Paul A Lapchak*
Department of Neurology and Neurosurgery, Cedars-Sinai Medical Center, 127 S. San Vicente Blvd. AHSP, Suite 8305, Los Angeles, CA 90048, USA
Received date August 25, 2016; Accepted date August 26, 2016 ; Published date August 28, 2016
Citation: Lapchak PA (2016) The Zika Outbreak- Possible Neurological Consequences of Infection. J Neurol Neurophysiol 7:e119. doi:10.4172/2155-9562.1000e119
Copyright: ©2016 Lapchak PA. This is an open-access article distributed under the terms of the Creative Commons Attribution License, which permits unrestricted use, distribution, and reproduction in any medium, provided the original author and source are credited.
Visit for more related articles at Journal of Neurology & Neurophysiology
The Zika virus has been a headline focus for in the news for many months, and is the focal point of a new review article entitled “Zika Virus: The new rubella epidemic” by Dr. Kerrie Nguyen and colleagues . Zika is a flavivirus spreading worldwide and becoming a public health emergency and epidemic due to transmission of the virus by the bite of the infected Aedes species mosquito vector, either Ae. aegypti, commonly known as the yellow fever mosquito (left photo panel) and Ae. albopictus also known as (Stegomyia albopicta), or the (Asian) tiger mosquito (right photo panel) (Figure 1).
Dr.
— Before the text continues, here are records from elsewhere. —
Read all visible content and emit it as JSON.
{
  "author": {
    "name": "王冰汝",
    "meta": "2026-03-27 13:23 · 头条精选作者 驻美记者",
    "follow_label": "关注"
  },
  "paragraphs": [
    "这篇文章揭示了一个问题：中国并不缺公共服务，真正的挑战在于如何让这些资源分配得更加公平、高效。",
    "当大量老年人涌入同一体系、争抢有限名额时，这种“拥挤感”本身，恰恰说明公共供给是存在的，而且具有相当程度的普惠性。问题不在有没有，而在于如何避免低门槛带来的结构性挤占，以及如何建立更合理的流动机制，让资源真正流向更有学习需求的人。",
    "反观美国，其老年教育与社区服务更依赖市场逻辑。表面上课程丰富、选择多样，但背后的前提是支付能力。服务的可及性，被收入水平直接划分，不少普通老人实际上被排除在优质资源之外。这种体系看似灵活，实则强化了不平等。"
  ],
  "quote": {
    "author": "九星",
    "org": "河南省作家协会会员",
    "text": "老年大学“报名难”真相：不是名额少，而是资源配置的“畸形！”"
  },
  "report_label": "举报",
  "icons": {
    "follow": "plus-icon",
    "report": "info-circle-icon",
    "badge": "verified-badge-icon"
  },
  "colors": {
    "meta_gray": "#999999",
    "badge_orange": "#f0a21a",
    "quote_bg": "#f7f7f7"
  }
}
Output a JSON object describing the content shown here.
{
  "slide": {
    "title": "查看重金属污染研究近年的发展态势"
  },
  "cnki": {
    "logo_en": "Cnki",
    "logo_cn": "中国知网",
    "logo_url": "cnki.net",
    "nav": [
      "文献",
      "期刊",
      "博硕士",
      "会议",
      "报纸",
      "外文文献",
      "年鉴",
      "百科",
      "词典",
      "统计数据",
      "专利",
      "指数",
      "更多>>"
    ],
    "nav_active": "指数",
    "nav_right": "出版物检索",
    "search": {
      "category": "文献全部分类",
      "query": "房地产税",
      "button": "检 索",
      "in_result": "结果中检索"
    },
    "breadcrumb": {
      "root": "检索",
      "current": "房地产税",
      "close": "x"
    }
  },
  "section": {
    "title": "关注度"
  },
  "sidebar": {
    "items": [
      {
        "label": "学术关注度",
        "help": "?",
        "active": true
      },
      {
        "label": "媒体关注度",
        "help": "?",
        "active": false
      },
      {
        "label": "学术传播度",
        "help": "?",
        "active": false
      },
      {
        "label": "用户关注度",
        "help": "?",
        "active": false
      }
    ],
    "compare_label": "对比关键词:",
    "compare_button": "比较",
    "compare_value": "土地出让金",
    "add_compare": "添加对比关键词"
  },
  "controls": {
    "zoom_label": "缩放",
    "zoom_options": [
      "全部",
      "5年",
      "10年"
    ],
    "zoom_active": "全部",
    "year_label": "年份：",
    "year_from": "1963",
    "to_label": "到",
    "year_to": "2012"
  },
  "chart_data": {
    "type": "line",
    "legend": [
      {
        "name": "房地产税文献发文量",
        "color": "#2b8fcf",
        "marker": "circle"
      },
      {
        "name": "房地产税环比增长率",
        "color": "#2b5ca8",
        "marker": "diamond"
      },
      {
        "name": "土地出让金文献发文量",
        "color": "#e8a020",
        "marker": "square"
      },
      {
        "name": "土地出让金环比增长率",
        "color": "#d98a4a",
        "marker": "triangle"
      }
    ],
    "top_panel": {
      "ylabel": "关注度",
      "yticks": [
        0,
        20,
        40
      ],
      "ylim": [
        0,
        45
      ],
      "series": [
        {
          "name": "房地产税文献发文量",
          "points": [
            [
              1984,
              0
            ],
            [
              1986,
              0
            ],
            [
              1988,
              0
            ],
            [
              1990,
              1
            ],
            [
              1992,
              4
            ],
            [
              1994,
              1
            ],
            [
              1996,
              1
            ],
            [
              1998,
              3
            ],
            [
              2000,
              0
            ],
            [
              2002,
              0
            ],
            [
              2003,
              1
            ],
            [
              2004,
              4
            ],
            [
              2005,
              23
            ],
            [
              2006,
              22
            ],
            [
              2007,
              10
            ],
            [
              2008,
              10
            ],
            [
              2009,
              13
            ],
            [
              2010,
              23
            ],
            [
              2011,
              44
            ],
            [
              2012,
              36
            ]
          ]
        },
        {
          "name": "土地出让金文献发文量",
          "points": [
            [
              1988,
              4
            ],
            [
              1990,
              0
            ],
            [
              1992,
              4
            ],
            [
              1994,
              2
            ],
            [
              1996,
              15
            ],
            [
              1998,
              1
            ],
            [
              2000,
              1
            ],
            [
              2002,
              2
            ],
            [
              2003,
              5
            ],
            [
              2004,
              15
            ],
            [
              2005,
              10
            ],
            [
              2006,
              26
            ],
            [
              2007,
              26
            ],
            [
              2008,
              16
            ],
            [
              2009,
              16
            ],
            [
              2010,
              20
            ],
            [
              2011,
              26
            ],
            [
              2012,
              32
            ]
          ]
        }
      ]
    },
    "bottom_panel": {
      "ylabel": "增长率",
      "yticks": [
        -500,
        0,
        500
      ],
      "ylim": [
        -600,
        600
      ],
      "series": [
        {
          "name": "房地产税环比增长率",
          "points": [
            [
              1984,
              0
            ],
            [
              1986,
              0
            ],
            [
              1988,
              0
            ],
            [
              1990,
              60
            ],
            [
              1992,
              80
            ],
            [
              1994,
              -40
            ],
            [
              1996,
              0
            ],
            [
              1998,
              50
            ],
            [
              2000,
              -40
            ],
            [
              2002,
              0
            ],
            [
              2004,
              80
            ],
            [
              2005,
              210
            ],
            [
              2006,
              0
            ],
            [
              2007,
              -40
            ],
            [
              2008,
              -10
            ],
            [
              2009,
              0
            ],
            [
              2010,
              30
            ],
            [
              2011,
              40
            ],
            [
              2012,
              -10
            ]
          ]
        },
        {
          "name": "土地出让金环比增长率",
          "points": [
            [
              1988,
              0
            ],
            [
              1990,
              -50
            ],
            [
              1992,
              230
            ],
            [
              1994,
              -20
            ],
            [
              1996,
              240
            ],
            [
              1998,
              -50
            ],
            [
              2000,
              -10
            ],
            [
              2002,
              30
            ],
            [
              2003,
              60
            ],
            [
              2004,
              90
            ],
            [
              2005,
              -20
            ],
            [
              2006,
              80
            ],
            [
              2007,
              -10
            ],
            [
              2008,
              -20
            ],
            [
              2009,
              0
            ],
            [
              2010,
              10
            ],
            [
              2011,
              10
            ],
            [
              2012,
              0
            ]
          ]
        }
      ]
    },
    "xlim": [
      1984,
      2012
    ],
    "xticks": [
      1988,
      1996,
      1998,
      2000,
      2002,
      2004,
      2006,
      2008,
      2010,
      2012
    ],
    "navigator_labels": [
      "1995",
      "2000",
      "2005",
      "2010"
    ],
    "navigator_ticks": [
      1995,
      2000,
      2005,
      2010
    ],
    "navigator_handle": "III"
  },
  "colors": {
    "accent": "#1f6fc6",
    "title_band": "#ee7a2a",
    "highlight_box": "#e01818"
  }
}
Nguyen states that “there have been 11,528 laboratoryconfirmed cases of Zika in the US and territories” as of August 2016. Accurate diagnosis to confirm Zika utilizes real-time-reversetranscriptase polymerase chain reaction (rRT-PCR) and “can use body fluids such as serum, urine, CSF, amniotic fluid or semen”. There are no current Zika-specific treatments, but vaccines are being pursued.
There are two main devastating outcomes of Zika virus infection: Microcephaly and Guillain-Barré syndrome
• Zika virus infection during pregnancy is a cause of microcephaly, a medical condition in which the circumference of the head is smaller than normal because the brain has not developed properly or has stopped growing. Microcephaly can be present at birth or it may develop in the first few years of life. It is most often caused by genetic abnormalities that interfere with the growth of the cerebral cortex during the early months of fetal development. Microcephaly is associated with Down’s syndrome, chromosomal syndromes, and neurometabolic syndromes. With viral-induced brain injury, such as with the Zika virus, there is often widespread tissue and cell death leading to brain shrinkage rather than simply impaired growth. The Zika virus is also associated with retinal lesions in about a third of cases, often leading to blindness. Depending on the severity of the accompanying syndrome, children with microcephaly may have impaired cognitive development, delayed motor functions and speech, facial distortions, dwarfism or short stature, hyperactivity, seizures, difficulties with coordination and balance, and other brain or neurological abnormalities .
• Guillain-Barré syndrome (GBS) is a rare disorder in which the body's immune system attacks part of the peripheral nervous system (PNS). GBS is characterized by PNS demyelination. The first symptoms of this disorder include varying degrees of weakness or tingling sensations in the legs. In many instances, the weakness and abnormal sensations spread to the arms and upper body. These symptoms can increase in intensity until the muscles cannot be used at all and the person is almost totally paralyzed. In these cases, the disorder is life-threatening and is considered a medical emergency. The individual is often put on a ventilator to assist with breathing. Most individuals, however, have good recovery from even the most severe cases of GBS, although some continue to have some degree of weakness (Reference: Public Domain Information from National Institutes of Health, National Institute of Neurological Disorders and Stroke .
To that end, I invite your dedicated attention to reading the Zika review article in this issue of the Journal of Neurology and Neurophysiology.
• Moreover, in this issue are important clinical studies relating to the deleterious effects of extended cell phone use on hearing measured using Brainstem Evoked Response Audiometry (BERA). The article suggests that cell phone electromagnetic radiation causes the damage.
• Advances in the treatment of Parkinson’s disease are underscored in a mini-review on the develop profile of hypoestoxide. The authors review known mechanisms of action of the diterpene including the inhibition of α-synuclein aggregation, which may be a viable target to slow the progression of the disease. An additional article details electrode placement procedures for deep brain stimulation (DBS) to produce optimal results in Parkinson’s disease patients.
• Last, there are a series of clinical articles pertaining to Transcranial Magnetic Stimulation, and changes in autonomic nervous system after concussion, specifically impaired ability to shift from parasympathetic to sympathetic control over heart rate after a concussion.
The journal is being well received by the clinical and translational research community, and we sincerely thank all authors for their valuable scientific contribution to the journal. All articles undergo the peer review process by the editorial board and by international reviewers, and only the select articles that meet specific criteria are published in the open-access journal. I invite you to submit your own original scientific articles, review articles, case reports or commentaries for peer-review to be published in future issues of the journal.